Derivative Contracts

October 28th, 2021 by James Goudie KC in Decision making and Contracts

A transaction will not be speculative, and beyond a local authority’s capacity on that account, merely because the value or final outcome is uncertain. A decision to borrow at a floating rate instead of a fixed rate, or vice versa, or to enter into a derivative contract, by way of hedging, is capable of being lawful. See Deutsche Bank v Comune di Busto Arsizio (2021)EWHC 2706 (Comm) at paras 1-3, 84-103, especially 100, 294 and 306.

 

Care Workers

October 25th, 2021 by James Goudie KC in Social Care

The Court of Appeal in SoS for Justice v A Local Authority (2021) EWCA Civ 1527 addresses the question whether care workers are in peril of committing a criminal offence under Section 39 of the Sexual Offences Act 2003 (care workers: causing or inciting sexual activity) when they make the practical arrangements for a 27 year old man to visit a sex worker in circumstances where he has capacity within the meaning of the Mental Capacity Act 2005 to consent to sexual relations and to decide to have contact with a sex worker but not make the arrangements himself.
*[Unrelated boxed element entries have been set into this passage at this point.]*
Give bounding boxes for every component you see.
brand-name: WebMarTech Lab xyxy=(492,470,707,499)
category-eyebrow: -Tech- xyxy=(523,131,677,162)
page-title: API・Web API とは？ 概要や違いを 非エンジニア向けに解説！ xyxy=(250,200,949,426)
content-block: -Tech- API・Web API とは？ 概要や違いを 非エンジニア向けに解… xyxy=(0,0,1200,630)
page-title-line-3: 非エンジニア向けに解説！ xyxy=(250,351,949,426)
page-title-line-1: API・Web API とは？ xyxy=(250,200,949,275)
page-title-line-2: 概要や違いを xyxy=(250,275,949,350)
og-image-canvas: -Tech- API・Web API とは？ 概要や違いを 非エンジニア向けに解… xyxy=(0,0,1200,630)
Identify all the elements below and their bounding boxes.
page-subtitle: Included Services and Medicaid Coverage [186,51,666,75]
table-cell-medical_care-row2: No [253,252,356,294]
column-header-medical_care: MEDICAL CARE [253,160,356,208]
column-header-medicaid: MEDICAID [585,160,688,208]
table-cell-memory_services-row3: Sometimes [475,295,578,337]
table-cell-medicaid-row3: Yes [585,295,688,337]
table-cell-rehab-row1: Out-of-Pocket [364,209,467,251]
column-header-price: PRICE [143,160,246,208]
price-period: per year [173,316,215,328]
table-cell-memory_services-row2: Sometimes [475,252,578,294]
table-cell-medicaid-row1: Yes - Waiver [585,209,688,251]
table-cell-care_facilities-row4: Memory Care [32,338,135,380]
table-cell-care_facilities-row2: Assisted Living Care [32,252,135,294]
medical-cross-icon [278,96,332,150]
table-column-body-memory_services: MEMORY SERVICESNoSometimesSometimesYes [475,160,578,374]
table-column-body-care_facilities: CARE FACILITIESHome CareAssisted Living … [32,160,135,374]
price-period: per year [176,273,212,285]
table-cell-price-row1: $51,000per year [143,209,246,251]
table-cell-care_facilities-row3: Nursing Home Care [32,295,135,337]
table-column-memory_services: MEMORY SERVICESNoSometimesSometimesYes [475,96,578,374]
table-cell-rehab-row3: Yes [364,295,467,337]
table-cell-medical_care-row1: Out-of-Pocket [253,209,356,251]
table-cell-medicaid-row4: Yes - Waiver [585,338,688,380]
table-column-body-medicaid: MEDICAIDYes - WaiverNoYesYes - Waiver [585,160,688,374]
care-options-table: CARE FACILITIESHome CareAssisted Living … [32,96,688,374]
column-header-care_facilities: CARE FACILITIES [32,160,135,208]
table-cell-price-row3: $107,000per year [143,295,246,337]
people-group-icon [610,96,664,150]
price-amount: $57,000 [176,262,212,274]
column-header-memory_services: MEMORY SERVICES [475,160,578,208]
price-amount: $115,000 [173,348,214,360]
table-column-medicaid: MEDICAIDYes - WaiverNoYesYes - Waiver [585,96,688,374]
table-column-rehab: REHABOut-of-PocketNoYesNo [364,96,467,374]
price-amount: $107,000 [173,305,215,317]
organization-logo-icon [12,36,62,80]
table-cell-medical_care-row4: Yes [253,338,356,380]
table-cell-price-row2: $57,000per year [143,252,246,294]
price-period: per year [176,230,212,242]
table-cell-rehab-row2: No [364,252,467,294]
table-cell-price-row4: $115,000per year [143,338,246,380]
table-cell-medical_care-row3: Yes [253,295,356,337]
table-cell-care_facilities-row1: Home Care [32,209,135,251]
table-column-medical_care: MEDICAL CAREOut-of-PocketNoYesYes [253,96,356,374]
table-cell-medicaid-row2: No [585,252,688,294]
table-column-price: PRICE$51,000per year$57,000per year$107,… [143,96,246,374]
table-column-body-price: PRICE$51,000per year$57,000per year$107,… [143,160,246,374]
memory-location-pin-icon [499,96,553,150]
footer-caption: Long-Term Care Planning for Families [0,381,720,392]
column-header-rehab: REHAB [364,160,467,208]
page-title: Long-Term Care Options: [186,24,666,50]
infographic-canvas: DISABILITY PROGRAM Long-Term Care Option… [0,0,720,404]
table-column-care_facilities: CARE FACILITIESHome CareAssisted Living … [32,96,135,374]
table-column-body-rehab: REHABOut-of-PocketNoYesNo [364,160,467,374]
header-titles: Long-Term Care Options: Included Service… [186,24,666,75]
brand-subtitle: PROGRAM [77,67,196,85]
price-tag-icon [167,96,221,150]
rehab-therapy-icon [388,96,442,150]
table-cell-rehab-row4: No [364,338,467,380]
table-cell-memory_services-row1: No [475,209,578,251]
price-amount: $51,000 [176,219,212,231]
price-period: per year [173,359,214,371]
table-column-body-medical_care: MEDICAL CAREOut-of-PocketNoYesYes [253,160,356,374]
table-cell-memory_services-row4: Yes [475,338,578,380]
The answer given is that the care workers risk committing the offence.

The Court of Appeal also says that it’s interpretation of Section 39 does not infringe the ECHR. The Court of Protection cannot endorse an act that would be unlawful. The motive of the care workers is irrelevant.

The situation is entirely different from situations such as a care worker arranging private time for a long married couple when it is known that this will likely include sexual activity.

 

Defective Order

October 21st, 2021 by James Goudie KC in Judicial Control, Liability and Litigation

The appeal in R ( Majera) v SSHD (2021) UKSC 46 raised a question of constitutional importance: whether it is possible to act lawfully in a manner which is inconsistent with an Order of a Judge which is defective, without first applying for, and obtaining, the variation or setting aside of that Order. The answer, reversing the Court of Appeal, is: No.

 

The Test of Irrationality

October 13th, 2021 by James Goudie KC in Judicial Control, Liability and Litigation

In Pantellerisco v SoS for Work & Pensions (2021) EWCA Civ 1454 Underhill LJ for the Court of Appeal says, at para 56, that the “degree of intensity” with which the Court will review the reasonableness of a public law act or decision “ varies “according to the “nature” of the decision in question, and, at para 57, that in the context of governmental decisions in the field of “social and economic policy” the administrative law test of unreasonableness is generally applied with “considerable care and caution.” The approach of the Courts is in general to accord a “high level of respect” to the judgment of public authorities in that field. This respects the “separation of powers” between the judiciary and the elected branches of government.